In 2010, when local election officials in Washington, D.C., were considering an Internet-voting system, they invited a University of Michigan computer-science professor, J. Alex Halderman, and his students to test its security. The group found its first vulnerability “after a few hours of examination” and eventually took control of the system; officials only noticed the breach thirty-six hours into the hack. “Securing Internet voting in practice will require significant fundamental advances in computer security,” Halderman’s team concluded in an academic paper detailing their exploits. “We urge Internet voting proponents to reconsider deployment until and unless major breakthroughs are achieved.”

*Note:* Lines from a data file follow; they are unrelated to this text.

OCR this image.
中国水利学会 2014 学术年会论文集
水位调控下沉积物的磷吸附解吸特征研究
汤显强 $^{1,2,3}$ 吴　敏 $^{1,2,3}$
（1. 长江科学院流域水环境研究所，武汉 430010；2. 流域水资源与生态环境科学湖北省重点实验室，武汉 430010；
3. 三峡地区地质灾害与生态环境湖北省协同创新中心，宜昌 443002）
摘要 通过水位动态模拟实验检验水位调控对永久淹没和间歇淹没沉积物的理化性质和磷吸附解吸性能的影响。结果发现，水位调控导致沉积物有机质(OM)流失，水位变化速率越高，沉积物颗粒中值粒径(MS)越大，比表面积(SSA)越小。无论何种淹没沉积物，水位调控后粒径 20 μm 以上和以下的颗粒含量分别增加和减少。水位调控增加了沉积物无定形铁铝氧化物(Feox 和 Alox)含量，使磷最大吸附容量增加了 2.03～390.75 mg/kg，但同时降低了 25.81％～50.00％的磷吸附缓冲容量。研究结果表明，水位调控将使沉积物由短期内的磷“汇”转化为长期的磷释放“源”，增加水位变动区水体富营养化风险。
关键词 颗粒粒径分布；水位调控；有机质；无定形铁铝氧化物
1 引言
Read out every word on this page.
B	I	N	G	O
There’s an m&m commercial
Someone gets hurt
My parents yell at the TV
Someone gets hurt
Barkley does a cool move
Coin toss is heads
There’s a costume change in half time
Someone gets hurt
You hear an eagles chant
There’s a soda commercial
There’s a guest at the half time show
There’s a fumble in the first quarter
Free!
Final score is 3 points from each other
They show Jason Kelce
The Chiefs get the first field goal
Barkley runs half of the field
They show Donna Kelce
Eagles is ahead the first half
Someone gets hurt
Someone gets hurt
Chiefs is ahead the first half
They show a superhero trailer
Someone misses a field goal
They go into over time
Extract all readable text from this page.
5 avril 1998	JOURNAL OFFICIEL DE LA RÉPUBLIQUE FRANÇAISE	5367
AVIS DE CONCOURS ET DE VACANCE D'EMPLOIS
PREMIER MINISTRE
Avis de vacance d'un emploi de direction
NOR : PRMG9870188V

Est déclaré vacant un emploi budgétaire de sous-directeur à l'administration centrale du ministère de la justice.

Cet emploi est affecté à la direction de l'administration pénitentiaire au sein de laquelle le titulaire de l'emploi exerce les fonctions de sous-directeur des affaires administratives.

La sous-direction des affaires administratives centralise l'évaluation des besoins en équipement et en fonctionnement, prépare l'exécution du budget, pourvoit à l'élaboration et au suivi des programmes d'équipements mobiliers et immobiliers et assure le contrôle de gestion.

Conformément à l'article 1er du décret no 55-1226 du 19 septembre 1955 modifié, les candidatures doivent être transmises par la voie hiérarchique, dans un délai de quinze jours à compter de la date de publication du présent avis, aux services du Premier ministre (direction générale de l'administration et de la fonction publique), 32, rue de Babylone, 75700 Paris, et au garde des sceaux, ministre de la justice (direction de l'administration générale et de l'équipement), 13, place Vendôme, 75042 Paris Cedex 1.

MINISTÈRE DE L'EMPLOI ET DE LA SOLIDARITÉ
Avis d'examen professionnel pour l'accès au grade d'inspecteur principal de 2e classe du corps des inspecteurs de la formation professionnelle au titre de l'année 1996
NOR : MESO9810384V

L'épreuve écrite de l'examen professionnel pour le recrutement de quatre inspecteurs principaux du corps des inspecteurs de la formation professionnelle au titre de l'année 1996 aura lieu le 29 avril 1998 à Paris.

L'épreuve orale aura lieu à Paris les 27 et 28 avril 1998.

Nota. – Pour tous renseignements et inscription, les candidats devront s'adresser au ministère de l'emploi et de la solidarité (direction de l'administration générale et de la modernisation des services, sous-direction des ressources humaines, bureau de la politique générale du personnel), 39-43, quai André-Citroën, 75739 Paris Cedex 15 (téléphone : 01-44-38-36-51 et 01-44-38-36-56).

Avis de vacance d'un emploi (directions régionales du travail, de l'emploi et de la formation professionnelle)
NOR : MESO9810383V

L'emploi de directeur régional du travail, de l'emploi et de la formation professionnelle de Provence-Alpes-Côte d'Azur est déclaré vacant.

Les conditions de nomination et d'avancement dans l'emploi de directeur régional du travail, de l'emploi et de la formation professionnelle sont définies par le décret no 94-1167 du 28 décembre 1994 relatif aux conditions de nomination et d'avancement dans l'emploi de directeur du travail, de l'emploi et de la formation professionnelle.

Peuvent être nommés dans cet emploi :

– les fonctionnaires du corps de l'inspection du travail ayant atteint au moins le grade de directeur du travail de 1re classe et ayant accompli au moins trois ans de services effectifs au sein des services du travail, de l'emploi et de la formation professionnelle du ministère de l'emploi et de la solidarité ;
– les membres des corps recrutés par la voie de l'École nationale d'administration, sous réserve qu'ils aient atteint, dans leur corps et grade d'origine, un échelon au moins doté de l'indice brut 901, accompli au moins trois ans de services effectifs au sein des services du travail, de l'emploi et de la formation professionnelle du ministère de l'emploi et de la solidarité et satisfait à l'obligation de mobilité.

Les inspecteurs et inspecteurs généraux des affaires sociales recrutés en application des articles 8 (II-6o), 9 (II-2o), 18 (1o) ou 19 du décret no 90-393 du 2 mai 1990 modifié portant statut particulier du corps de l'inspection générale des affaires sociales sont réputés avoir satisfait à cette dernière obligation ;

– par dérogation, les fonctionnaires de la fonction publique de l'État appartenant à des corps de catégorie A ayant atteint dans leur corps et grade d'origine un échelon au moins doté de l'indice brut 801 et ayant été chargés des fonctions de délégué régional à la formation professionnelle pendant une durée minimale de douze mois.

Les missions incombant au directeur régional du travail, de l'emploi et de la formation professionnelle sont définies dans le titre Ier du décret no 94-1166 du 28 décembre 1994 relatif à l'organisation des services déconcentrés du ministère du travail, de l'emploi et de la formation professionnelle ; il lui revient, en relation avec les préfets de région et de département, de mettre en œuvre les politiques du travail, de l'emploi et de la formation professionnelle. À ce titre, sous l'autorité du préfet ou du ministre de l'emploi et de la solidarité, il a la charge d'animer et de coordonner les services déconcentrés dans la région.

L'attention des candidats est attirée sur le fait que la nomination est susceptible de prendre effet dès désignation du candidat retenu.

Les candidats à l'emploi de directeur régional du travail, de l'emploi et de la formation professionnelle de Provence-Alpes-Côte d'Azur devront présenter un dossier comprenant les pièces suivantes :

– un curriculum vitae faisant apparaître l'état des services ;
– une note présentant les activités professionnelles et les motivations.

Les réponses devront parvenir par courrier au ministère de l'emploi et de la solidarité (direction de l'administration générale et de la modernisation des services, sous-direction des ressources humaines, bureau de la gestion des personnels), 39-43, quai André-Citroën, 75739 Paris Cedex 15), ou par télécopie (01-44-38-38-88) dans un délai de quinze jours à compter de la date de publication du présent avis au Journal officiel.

… The retired Stanford computer-science professor David Dill has been writing about Internet voting since the turn of the century. He is the founder of the election-security organization Verified Voting, which is adamantly opposed to Internet, mobile-phone, and blockchain voting, advocating instead for systems that rely on easily auditable paper ballots. (Voatz is adding a paper-ballot option, but Dill is unconvinced that it is actually verifiable.) “I think it’s a horrible idea,” he said of the voting app. “My position is not that Internet voting is impossible in the sense that perpetual motion is impossible but that there’s a broad consensus among the best computer scientists that it’s not doable with current technology. If somebody comes out and says, ‘Yeah, I’ve got a secure Internet-voting system,’ they’ve got a high burden of proof.”
Both Verified Voting and, more recently, the National Election Defense Coalition have issued reports challenging the security of mobile voting. Researchers poking around the margins of earlier iterations of the Voatz system (which is proprietary and not open to public scrutiny) also found a number of problems with it. “The most basic issue is what happens to the votes before they go on the blockchain,” Dill said. “If the voter is entering a ballot on their smart phone in an app that’s written by Voatz, why should we trust this? Some random company gives us an app, we enter our votes into it, and that app claims to be delivering an encrypted copy of our ballot to be counted. We’re trusting not only the people who wrote the app but the people who implemented the operating system on the smartphone—first, to be honest, and, second, not to have any security holes that would allow a third party to have some malicious app that corrupts the votes.”